Chapter in one sentence

Two boys squirm under a sagging wire fence in moonlight while a shotgun blast rips through the collard greens behind them.

What happens

On Dill's last night of the summer the children decide they will creep to the Radley yard and peek through a back window. They cross under the wire fence at the rear of the lot and pad through the collards. Scout sees a shadow on the back porch — a hatted figure crossing — and freezes. As Jem hauls himself onto the porch to look, the door creaks. A shotgun roars in the dark. The three children flee, panicked; Jem's overalls catch on the wire fence; he yanks himself free of them and runs home in his underwear. Neighbors gather on the street in pajamas; Mr. Nathan Radley claims he shot at a "Negro" prowler.

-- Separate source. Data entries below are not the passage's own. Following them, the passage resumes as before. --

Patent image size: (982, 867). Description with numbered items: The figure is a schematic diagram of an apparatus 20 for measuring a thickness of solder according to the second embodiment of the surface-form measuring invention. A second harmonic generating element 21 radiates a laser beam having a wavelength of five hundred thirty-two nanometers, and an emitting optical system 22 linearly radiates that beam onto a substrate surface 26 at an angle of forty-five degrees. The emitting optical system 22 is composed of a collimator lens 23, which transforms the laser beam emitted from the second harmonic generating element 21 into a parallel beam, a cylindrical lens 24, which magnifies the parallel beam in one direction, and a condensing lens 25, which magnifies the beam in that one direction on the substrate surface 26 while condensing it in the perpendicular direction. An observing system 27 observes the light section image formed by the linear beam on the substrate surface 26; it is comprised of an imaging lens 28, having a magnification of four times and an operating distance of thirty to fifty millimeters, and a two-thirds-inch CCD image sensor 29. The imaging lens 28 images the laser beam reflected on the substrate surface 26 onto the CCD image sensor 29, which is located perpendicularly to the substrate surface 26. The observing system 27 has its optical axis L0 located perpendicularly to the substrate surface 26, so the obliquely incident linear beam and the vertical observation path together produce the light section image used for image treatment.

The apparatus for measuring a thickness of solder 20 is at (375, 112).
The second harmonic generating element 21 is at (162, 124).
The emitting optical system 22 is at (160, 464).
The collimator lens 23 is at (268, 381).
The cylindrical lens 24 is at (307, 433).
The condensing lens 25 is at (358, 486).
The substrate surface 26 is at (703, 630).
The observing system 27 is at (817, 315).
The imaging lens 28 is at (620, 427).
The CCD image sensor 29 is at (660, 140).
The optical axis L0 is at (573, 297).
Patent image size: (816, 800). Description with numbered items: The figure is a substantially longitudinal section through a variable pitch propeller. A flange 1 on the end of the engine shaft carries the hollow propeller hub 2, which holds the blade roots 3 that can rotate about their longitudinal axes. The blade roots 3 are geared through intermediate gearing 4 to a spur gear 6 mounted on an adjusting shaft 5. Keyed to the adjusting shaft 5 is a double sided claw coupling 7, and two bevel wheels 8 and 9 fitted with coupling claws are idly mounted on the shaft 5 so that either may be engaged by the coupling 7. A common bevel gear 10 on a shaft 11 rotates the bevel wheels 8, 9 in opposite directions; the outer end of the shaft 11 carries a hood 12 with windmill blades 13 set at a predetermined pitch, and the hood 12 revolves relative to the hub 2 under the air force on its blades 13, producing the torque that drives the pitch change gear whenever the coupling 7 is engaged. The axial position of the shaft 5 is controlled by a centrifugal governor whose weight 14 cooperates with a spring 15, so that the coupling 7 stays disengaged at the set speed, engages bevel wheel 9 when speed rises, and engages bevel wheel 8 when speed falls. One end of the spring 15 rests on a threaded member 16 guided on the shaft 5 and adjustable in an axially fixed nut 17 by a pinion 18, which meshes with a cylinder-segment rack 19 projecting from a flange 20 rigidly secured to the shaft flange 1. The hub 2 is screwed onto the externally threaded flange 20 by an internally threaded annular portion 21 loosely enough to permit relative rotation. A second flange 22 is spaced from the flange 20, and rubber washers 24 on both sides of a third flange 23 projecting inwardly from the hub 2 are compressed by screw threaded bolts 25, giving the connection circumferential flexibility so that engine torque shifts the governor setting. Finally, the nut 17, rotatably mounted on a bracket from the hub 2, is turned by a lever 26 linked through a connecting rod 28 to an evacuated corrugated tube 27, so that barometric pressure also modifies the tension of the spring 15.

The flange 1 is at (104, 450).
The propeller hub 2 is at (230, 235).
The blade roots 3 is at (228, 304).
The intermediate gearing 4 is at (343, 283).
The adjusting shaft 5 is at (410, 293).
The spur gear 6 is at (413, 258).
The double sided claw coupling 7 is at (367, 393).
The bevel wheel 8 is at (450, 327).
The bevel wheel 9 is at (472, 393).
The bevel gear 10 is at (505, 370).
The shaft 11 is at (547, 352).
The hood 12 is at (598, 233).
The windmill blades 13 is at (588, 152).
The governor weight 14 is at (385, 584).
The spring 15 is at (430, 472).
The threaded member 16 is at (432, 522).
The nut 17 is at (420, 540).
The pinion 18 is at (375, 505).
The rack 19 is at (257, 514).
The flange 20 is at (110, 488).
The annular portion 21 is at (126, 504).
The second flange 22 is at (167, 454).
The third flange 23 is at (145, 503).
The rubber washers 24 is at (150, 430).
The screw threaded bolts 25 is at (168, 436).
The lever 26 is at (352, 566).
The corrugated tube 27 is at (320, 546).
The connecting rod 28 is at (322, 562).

To explain Jem's missing pants, Dill invents the strip-poker story. After midnight Jem creeps back to the Radley yard alone to retrieve them. He comes back trembling and refuses to tell Scout why.

Key moments

  • The three children sliding under the back wire fence into the Radley collard patch
  • The hatted shadow crossing the back porch
  • The shotgun blast in the dark and Jem's pants snagging on wire
  • The neighborhood gathering on the street in pajamas
  • Jem's solitary return at midnight to fetch the pants

Character shifts

Jem chooses, at midnight, to go back alone. Scout begs him not to. He goes anyway. It is the first decision he makes in the book that he refuses to explain to her, and the first time the reader sees Atticus's son starting to act like a son who is afraid of his father's disappointment more than of a shotgun. The choice is small. The mood of the chapter changes around it.

Why it matters

The chapter is the book's funniest set piece and one of its most useful pieces of plot machinery. Underwear-running comedy carries it; the consequence the reader does not yet know — that Jem's pants will be folded and mended on the wire when he comes back — is being set up here. The chapter's structural job is to put Jem inside the Radley yard alone at midnight, scared, secret-keeping, and changed by the time he comes home. The next chapter pays it off.

Themes to notice

  • Childhood fear of getting caught vs. the deeper fear of losing your father's regard
  • The town's casual assumption that the shot was aimed at a "Negro prowler" — and the children's unquestioning acceptance of that explanation
  • The Radley yard as the children's recurring boundary line

Book club questions

  • The chapter is genuinely funny — pants-on-a-fence, pajama-clad neighbors — and the chapter that follows it is genuinely tender. What does Lee accomplish by playing the joke first and the tenderness second?
  • Mr. Nathan Radley says he shot at a "Negro prowler." No one in the crowd questions it. What is the book quietly showing us about Maycomb's assumed enemies?
  • Jem returns alone at midnight rather than telling Atticus the truth. Is the decision growing-up or hiding?
  • The reader knows, by the end of Chapter 7, who folded Jem's pants. On a second read, what does the second half of this chapter — Jem trembling, refusing to say why — look like?

Visual memory hook

A wire fence at midnight, a pair of empty overalls hanging from it. Moonlight on a field of stamped-green collards. A muzzle flash on a dark back porch. Three small figures sprinting toward the front yard in pajamas.

What's next

Back at school, Jem finally tells Scout what he found when he went back for the pants. The knothole begins giving again — and this time the gifts are unmistakably for them.